Dit is anders voor zover [appellanten] nakoming vorderen van de verplichting uit hoofde van hetgeen omstreeks 25 januari 2010 werd overeengekomen. De schade kan dan worden begroot op de waarde van toerekenbare tekortkoming, dit eventueel abstract berekend.
3.16.
Het sanitair.
3.16.1.
In de rapporten van 25 januari 2010 staan met betrekking tot het sanitair de volgende voor rekening van huurder komende gebreken vermeld:
- appartement Lan 1.5: toiletpot zit los;
- appartement Lan 2.1: toiletbril ontbreekt;
- appartement Lan 2.6: mengkraan keuken druppelt.
Gelet op het hiervoor overwogene dient Heuvelland te bewijzen dat zij voormelde gebreken tijdens of bij gelegenheid van het einde van de huurovereenkomst heeft verholpen, nu [appellanten] dit betwisten.
In de rapporten van 25 januari 2010 wordt ook nog melding gemaakt van een verstopt urinoir en van een damestoilet dat als berging wordt gebruikt, maar die punten komen niet terug in de eindopname van [deskundige] (productie 13 bij inleidende dagvaarding) of in de offerte van installateur [installateur] (productie 18 bij inleidende dagvaarding) zodat het hof hieraan voorbij gaat.
3.16.2.
In de offerte van [installateur] , die de basis vormt voor de vordering van [appellanten] , wordt nog een groot aantal andere schadeposten genoemd die volgens [appellanten] voor rekening van Heuvelland moeten worden hersteld. Het gaat hierbij om de volgende posten:
- het leveren en aanbrengen van 19 spiegels;
- het leveren en aanbrengen van 13 douchegordijnen;
- het leveren en aanbrengen van 6 glijstangsets;
- het leveren en aanbrengen van 6 dubbele closetpot zittingen;
- het vervangen van 8 plugbeker sifons van de wastafels;
- het leveren en aanbrengen van 10 perlators op de kranen;
- het leveren en aanbrengen van 7 wastafel mengkranen;
- het aansluiten van 3 keukenblokken op het riool;
- het aanleggen van 4 meter koperen gasleiding, inclusief B-klep;
- het controleren en gangbaar maken van de resterende kranen;
- het controleren en afstellen van de laaghangende reservoirs;
- het vastzetten van 3 wc-potten.
In de offerte worden ook nog genoemd: controle van waterleidingen en van het riool, alsmede het opruimen van de werkplek, maar door [appellanten] is op geen enkele wijze onderbouwd op grond waarvan die werkzaamheden ten laste van Heuvelland zouden moeten komen, zodat de vordering op die onderdelen niet toewijsbaar is.

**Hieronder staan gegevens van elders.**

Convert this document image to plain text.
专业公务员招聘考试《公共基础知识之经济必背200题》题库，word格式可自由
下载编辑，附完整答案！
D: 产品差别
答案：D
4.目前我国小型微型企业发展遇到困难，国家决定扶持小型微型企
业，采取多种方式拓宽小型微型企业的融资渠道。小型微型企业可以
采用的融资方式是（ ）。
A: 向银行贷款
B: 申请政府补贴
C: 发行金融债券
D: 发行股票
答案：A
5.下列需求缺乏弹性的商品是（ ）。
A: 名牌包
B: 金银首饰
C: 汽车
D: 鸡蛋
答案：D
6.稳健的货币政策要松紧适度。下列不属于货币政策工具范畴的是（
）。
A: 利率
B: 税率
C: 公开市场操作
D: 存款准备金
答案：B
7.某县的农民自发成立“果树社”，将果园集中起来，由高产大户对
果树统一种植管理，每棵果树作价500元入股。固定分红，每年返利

Behalve 1 loszittende toiletpot, 1 ontbrekende toiletbril en 1 lekkende mengkraan komen de hiervoor vermelde gebreken niet voor in de rapporten van 25 januari 2010. Heuvelland heeft het bestaan van de gebreken ontkend.
[appellanten] zullen in de gelegenheid worden gesteld om, conform hun aanbod, het bestaan van de voormelde gebreken te bewijzen.
3.17.
De laminaatvloer.
3.17.1.
Heuvelland heeft in 2009 in de feestzaal een laminaatvloer gelegd over de bestaande parketvloer. Tussen partijen staat vast dat dit met toestemming van [appellanten] is gebeurd. Heuvelland heeft de laminaatvloer na de huuropzegging weer verwijderd.

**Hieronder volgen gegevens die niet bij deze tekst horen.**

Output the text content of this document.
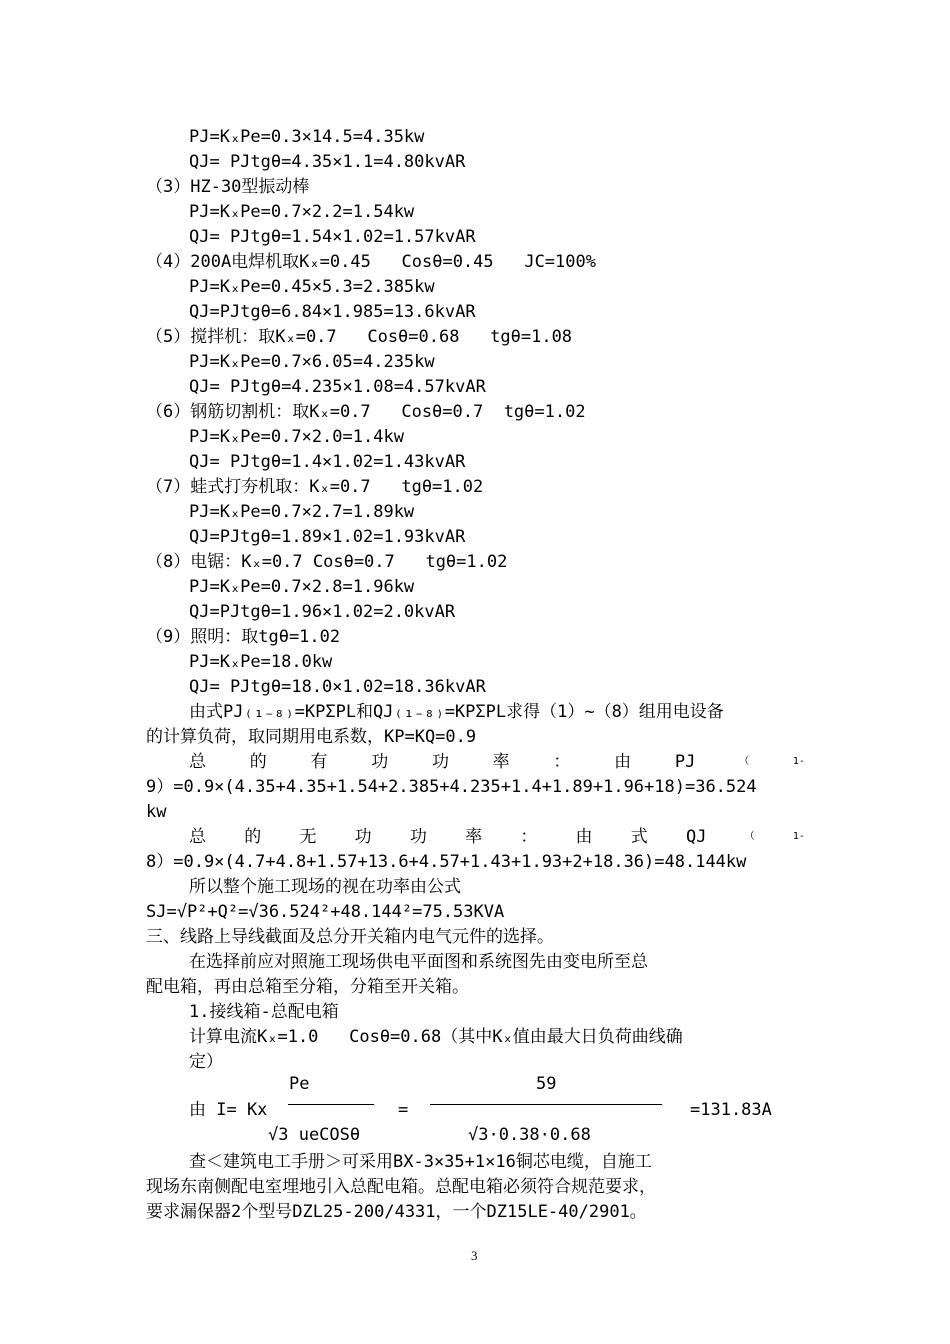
PJ=KₓPe=0.3×14.5=4.35kw
QJ= PJtgθ=4.35×1.1=4.80kvAR
（3）HZ-30型振动棒
PJ=KₓPe=0.7×2.2=1.54kw
QJ= PJtgθ=1.54×1.02=1.57kvAR
（4）200A电焊机取Kₓ=0.45   Cosθ=0.45   JC=100%
PJ=KₓPe=0.45×5.3=2.385kw
QJ=PJtgθ=6.84×1.985=13.6kvAR
（5）搅拌机：取Kₓ=0.7   Cosθ=0.68   tgθ=1.08
PJ=KₓPe=0.7×6.05=4.235kw
QJ= PJtgθ=4.235×1.08=4.57kvAR
（6）钢筋切割机：取Kₓ=0.7   Cosθ=0.7  tgθ=1.02
PJ=KₓPe=0.7×2.0=1.4kw
QJ= PJtgθ=1.4×1.02=1.43kvAR
（7）蛙式打夯机取：Kₓ=0.7   tgθ=1.02
PJ=KₓPe=0.7×2.7=1.89kw
QJ=PJtgθ=1.89×1.02=1.93kvAR
（8）电锯：Kₓ=0.7 Cosθ=0.7   tgθ=1.02
PJ=KₓPe=0.7×2.8=1.96kw
QJ=PJtgθ=1.96×1.02=2.0kvAR
（9）照明：取tgθ=1.02
PJ=KₓPe=18.0kw
QJ= PJtgθ=18.0×1.02=18.36kvAR
由式PJ₍₁₋₈₎=KPΣPL和QJ₍₁₋₈₎=KPΣPL求得（1）~（8）组用电设备
的计算负荷，取同期用电系数，KP=KQ=0.9
总	的	有	功	功	率	：	由	PJ	（	1-
9）=0.9×(4.35+4.35+1.54+2.385+4.235+1.4+1.89+1.96+18)=36.524
kw
总 的 无 功 功 率 ： 由 式 QJ	（	1-
8）=0.9×(4.7+4.8+1.57+13.6+4.57+1.43+1.93+2+18.36)=48.144kw
所以整个施工现场的视在功率由公式
SJ=√P²+Q²=√36.524²+48.144²=75.53KVA
三、线路上导线截面及总分开关箱内电气元件的选择。
在选择前应对照施工现场供电平面图和系统图先由变电所至总
配电箱，再由总箱至分箱，分箱至开关箱。
1.接线箱-总配电箱
计算电流Kₓ=1.0   Cosθ=0.68（其中Kₓ值由最大日负荷曲线确
定）
Pe	59
由 I= Kx	=	=131.83A
√3 ueCOSθ	√3·0.38·0.68
查＜建筑电工手册＞可采用BX-3×35+1×16铜芯电缆，自施工
现场东南侧配电室埋地引入总配电箱。总配电箱必须符合规范要求，
要求漏保器2个型号DZL25-200/4331，一个DZ15LE-40/2901。
3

[appellanten] stellen dat partijen hadden afgesproken dat de laminaatvloer na beëindiging van de huurovereenkomst zou blijven liggen. Volgens [appellanten] is Heuvelland schadeplichtig nu zij die afspraak heeft geschonden. De schade bestaat volgens hen uit de kosten van een nieuwe laminaatvloer ad € 10.605,- (inclusief afwerklijst). Verder was er volgens [appellanten] sprake van schade aan de ondervloer waarvan de reparatiekosten
€ 450,- bedragen.
3.17.2.
Heuvelland betwist dat partijen hebben afgesproken dat de laminaatvloer bij huurbeëindiging zou blijven liggen. Zij stelt dat zij er destijds voor heeft gekozen om de laminaatvloer niet te verlijmen, juist met de bedoeling om de vloer bij vertrek uit het gehuurde weer mee te kunnen nemen.
3.17.3.
Het hof overweegt hieromtrent het volgende.
Ingevolge artikel 7:216 lid 1 BW geldt als uitgangspunt dat een huurder bevoegd is om aangebrachte veranderingen en toevoegingen ongedaan te maken, mits daarbij het gehuurde in een toestand wordt gebracht die bij het einde van de huur redelijkerwijs in overeenstemming met de oorspronkelijke kan worden gebracht. Deze regeling is niet van dwingend recht, zodat huurder en verhuurder anders kunnen overeenkomen.
[appellanten] stellen dat zij met Heuvelland een afwijkende regeling zijn overeengekomen; Heuvelland betwist dit. [appellanten] verwijzen, ten bewijze van hun stelling, naar productie 55 bij memorie van grieven. Het gaat hierbij om een brief van de gemachtigde van Heuvelland aan [appellanten] d.d. 16 februari 2009 waarin namens Heuvelland wordt gevraagd om toestemming voor het leggen van de laminaatvloer. In de brief is voorts vermeld:
Bij beëindiging van het huurcontract zal cliënte de feestzaal opleveren in de staat zoals deze door verbouwing c.q. verbetering heeft verkregen. Wij gaan ervan uit dat u hier geen bezwaren tegen heeft.
Mocht dit anders zijn, dan verzoeken wij u dit voor 22 februari 2009 kenbaar te maken. Dit in verband met de planning van cliënte.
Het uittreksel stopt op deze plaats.